Sentii Emmaline trasalire, poi cominciò ad accarezzarmi la coscia quasi inconsapevolmente. Misi la mia mano sulla sua. Notai lo sguardo accigliato del Caduto. Andasse a farsi fottere! Ci mancava solo lui con la sua disapprovazione. Lo guardai intensamente, come a invitarlo a dire qualcosa, mi serviva solo una scusa per saltargli al collo e sfogarmi. Black allora parlò. - Credi vogliano noi? - Sarebbe stato più corretto dire "lei": con Emmaline i McCarthy si erano portati in cima alla catena di potere dei lupi ed i Montfort non sopportavano rivali. Quindi sì, ero certo che fossimo diventati il bersaglio dei lupi francesi. - Sai che non accettano rivali. Probabile che vogliano dimostrare la loro forza contro di noi ... - Ma Black non era convinto. - Non pensi che possano essere stati spinti da qualcuno? - Lui pensava a Lilith, ma io non credevo c'entrasse qualcosa. Il demone era sempre stato disinteressato alle lotte interne al mondo dei licantropi; anzi, era raro che si servisse del suo clan per la "manovalanza".
- Lilith non li ama. Non se n'è mai servita a quanto ne so. - Anche Garret infatti era della mia stessa idea.
- Qual è la data? - Chiesi a John. - Dopodomani ad Avignone. - Quindi sarei dovuto andare nella tana del lupo.
- Quando partiamo? - Era stata lei a parlare. La guardai. - Parto da solo. - Le risposi secco. Lei trasalì, ma non si arrese. - Se sono così pericolosi, non puoi partire da solo. - Si stava arrabbiando, ormai la conoscevo: tra poco si sarebbero alzate le fiamme. - Posso e devo, perché si usa così! Alla Sinatraisi partecipano solo i Lykaon. -
- Ti accompagnerò. - Replicò ostinata. Mi voltai completamente verso di lei, ignorando gli altri, le afferrai la testa e appoggiai la mia fronte contro la sua. - Non rischierò niente. I partecipanti alla Sinatraisi godono dell'immunità.

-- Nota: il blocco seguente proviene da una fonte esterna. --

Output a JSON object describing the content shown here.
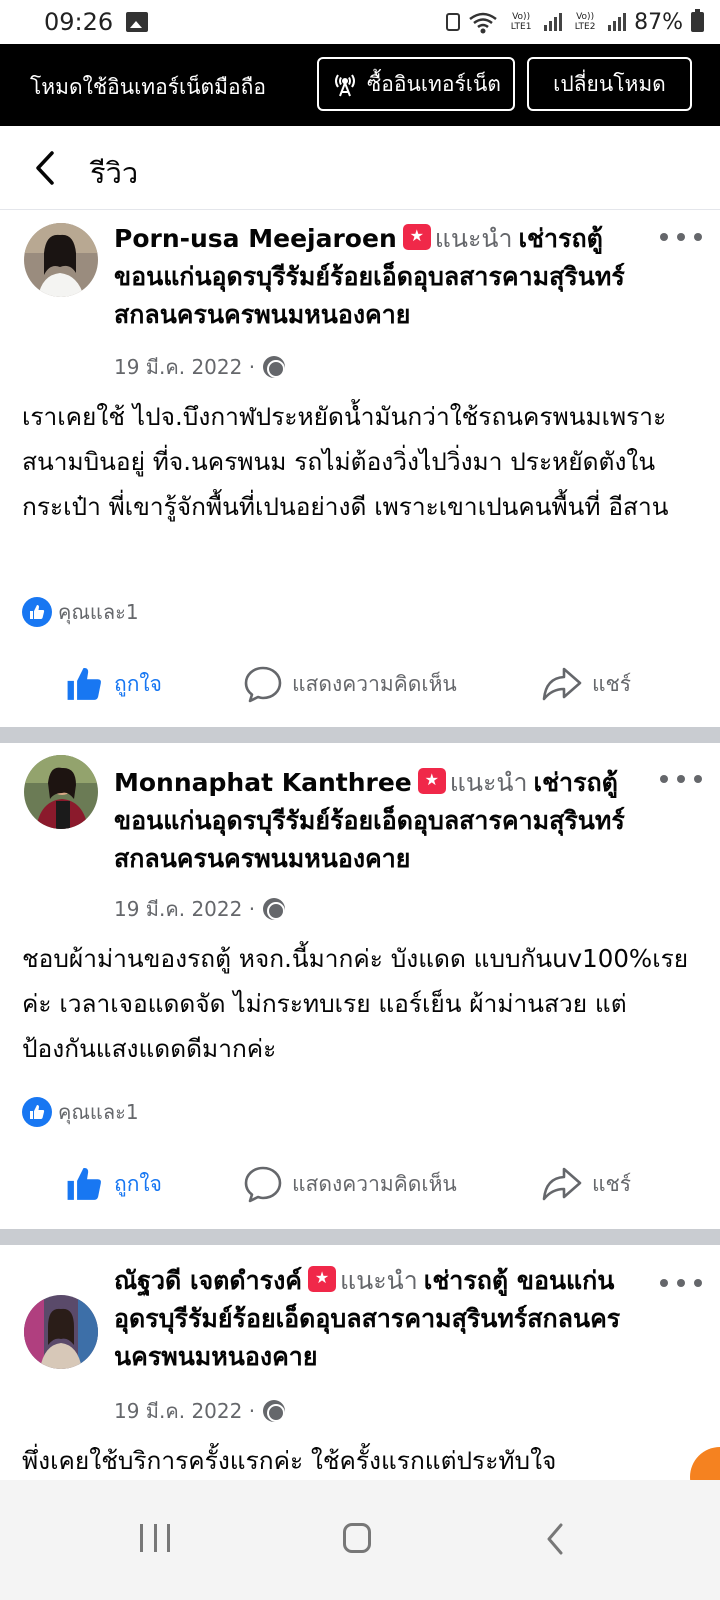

Anche nel peggiore dei casi, qualora volessero dichiararci guerra, mi consentiranno di tornare qui. - La sentivo opporre ancora resistenza, per cui continuai. - Portarti con me, sarebbe interpretato come un atto di debolezza da parte mia e non possiamo permettercelo ... Cerca di capirmi ... - Fece un sospiro di rassegnazione. - Va bene, ma ... - Non la lasciai finire di parlare perché la baciai.